WWN are all-in when it comes to creating a safe, inviting space for all our employees, regardless of race, creed, or gender, and as such we’ve adopted a number of unisex toilet facilities around our office to ensure the comfort of staff who may not identify as any particular sex.
However, whatever you identity as, you can appreciate the situation one might find themselves in after utterly destroying the bowl with a prize-worthy dump after a hard night out on the drink and the kebabs, only to realise that there’s a member of the opposite sex standing outside the stall waiting on you to emerge.
We at WWN pride ourselves on our inclusiveness, but we still have a long way to go when it comes to being comfortable around Kelly from accounts payable while the mist of our filth hangs thick in the air. Should you work in a similar environment, here’s a few tips:
1) Learn to be more comfortable
Boys don’t mind farting around boys. Girls don’t mind doing wet shites around girls. This is all due to years of social conditioning where the two sexes were taught to act in a certain way, to either afford the other sex a modicum of respect, or to maintain an air of dignity and decorum because that’s what society demanded of you. In a unisex toilet situation, you just have to be brave enough to smash through these chains and own your Monday morning scutters; stride out of that stall and cheerfully greet whoever is in the room, whether that’s Janet who you have lunch with every day, or the cute lad who fixes the photocopier from time to time. They’re all waiting on you to get out so they can poop too! Everyone poops! Let’s all poop together!

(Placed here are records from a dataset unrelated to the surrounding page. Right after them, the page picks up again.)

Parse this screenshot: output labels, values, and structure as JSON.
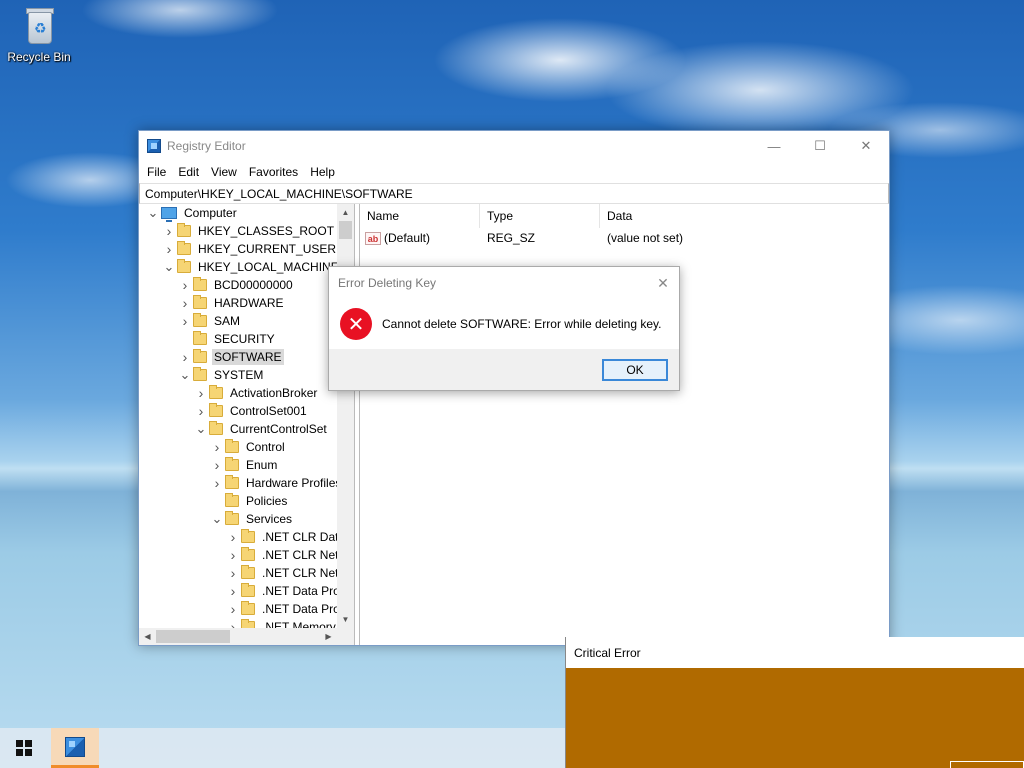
{
  "desktop": {
    "recycle_bin_label": "Recycle Bin"
  },
  "regedit": {
    "title": "Registry Editor",
    "window_controls": {
      "minimize": "—",
      "maximize": "☐",
      "close": "✕"
    },
    "menu": [
      "File",
      "Edit",
      "View",
      "Favorites",
      "Help"
    ],
    "address": "Computer\\HKEY_LOCAL_MACHINE\\SOFTWARE",
    "tree": [
      {
        "label": "Computer",
        "depth": 0,
        "chevron": "expanded",
        "icon": "computer-icon"
      },
      {
        "label": "HKEY_CLASSES_ROOT",
        "depth": 1,
        "chevron": "collapsed",
        "icon": "folder-icon"
      },
      {
        "label": "HKEY_CURRENT_USER",
        "depth": 1,
        "chevron": "collapsed",
        "icon": "folder-icon"
      },
      {
        "label": "HKEY_LOCAL_MACHINE",
        "depth": 1,
        "chevron": "expanded",
        "icon": "folder-icon"
      },
      {
        "label": "BCD00000000",
        "depth": 2,
        "chevron": "collapsed",
        "icon": "folder-icon"
      },
      {
        "label": "HARDWARE",
        "depth": 2,
        "chevron": "collapsed",
        "icon": "folder-icon"
      },
      {
        "label": "SAM",
        "depth": 2,
        "chevron": "collapsed",
        "icon": "folder-icon"
      },
      {
        "label": "SECURITY",
        "depth": 2,
        "chevron": "none",
        "icon": "folder-icon"
      },
      {
        "label": "SOFTWARE",
        "depth": 2,
        "chevron": "collapsed",
        "icon": "folder-icon",
        "selected": true
      },
      {
        "label": "SYSTEM",
        "depth": 2,
        "chevron": "expanded",
        "icon": "folder-icon"
      },
      {
        "label": "ActivationBroker",
        "depth": 3,
        "chevron": "collapsed",
        "icon": "folder-icon"
      },
      {
        "label": "ControlSet001",
        "depth": 3,
        "chevron": "collapsed",
        "icon": "folder-icon"
      },
      {
        "label": "CurrentControlSet",
        "depth": 3,
        "chevron": "expanded",
        "icon": "folder-icon"
      },
      {
        "label": "Control",
        "depth": 4,
        "chevron": "collapsed",
        "icon": "folder-icon"
      },
      {
        "label": "Enum",
        "depth": 4,
        "chevron": "collapsed",
        "icon": "folder-icon"
      },
      {
        "label": "Hardware Profiles",
        "depth": 4,
        "chevron": "collapsed",
        "icon": "folder-icon"
      },
      {
        "label": "Policies",
        "depth": 4,
        "chevron": "none",
        "icon": "folder-icon"
      },
      {
        "label": "Services",
        "depth": 4,
        "chevron": "expanded",
        "icon": "folder-icon"
      },
      {
        "label": ".NET CLR Data",
        "depth": 5,
        "chevron": "collapsed",
        "icon": "folder-icon"
      },
      {
        "label": ".NET CLR Netw",
        "depth": 5,
        "chevron": "collapsed",
        "icon": "folder-icon"
      },
      {
        "label": ".NET CLR Netw",
        "depth": 5,
        "chevron": "collapsed",
        "icon": "folder-icon"
      },
      {
        "label": ".NET Data Prov",
        "depth": 5,
        "chevron": "collapsed",
        "icon": "folder-icon"
      },
      {
        "label": ".NET Data Prov",
        "depth": 5,
        "chevron": "collapsed",
        "icon": "folder-icon"
      },
      {
        "label": ".NET Memory",
        "depth": 5,
        "chevron": "collapsed",
        "icon": "folder-icon"
      }
    ],
    "columns": {
      "name": "Name",
      "type": "Type",
      "data": "Data"
    },
    "values": [
      {
        "name": "(Default)",
        "type": "REG_SZ",
        "data": "(value not set)",
        "icon": "ab"
      }
    ]
  },
  "error_dialog": {
    "title": "Error Deleting Key",
    "close": "✕",
    "icon": "error-icon",
    "message": "Cannot delete SOFTWARE:  Error while deleting key.",
    "ok_label": "OK"
  },
  "critical_error": {
    "title": "Critical Error",
    "body_color": "#b06a00"
  }
}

2) Stop acting like you’ve been caught doing something
Guys: the first time you emerge from a stall in a unisex bathroom and there’s a woman standing there, you may feel like you’ve accidentally wandered into the women’s jacks (Again! lol). Girls, you too! This is just a byproduct of spending your whole life going to a toilet exclusive for your own gender. It just feels unnatural, but you’ll get over this. Like the rat in the The Abyss, the one they put in the oxygenated liquid and he breathed it in? Based on the science that we all breathe liquid in the womb, we just have to remember how to do it again? And initially the rat was like, fuck this! Liquid! I’m drowning! And then he was like, oh yeah, wait, this is grand actually. You have seen The Abyss, right?
3) Dirty protest
Of course if you’re a bigot who isn’t into this whole gender-fluid-friendly community that we’re trying to cultivate here, you could go full Hunger Striker and smear large amounts of feaces on the stall walls and scrawl ‘this is what I always do in toilets so just get used to it’ in poop on the mirror. That’s not on, Jeff. You’re fired.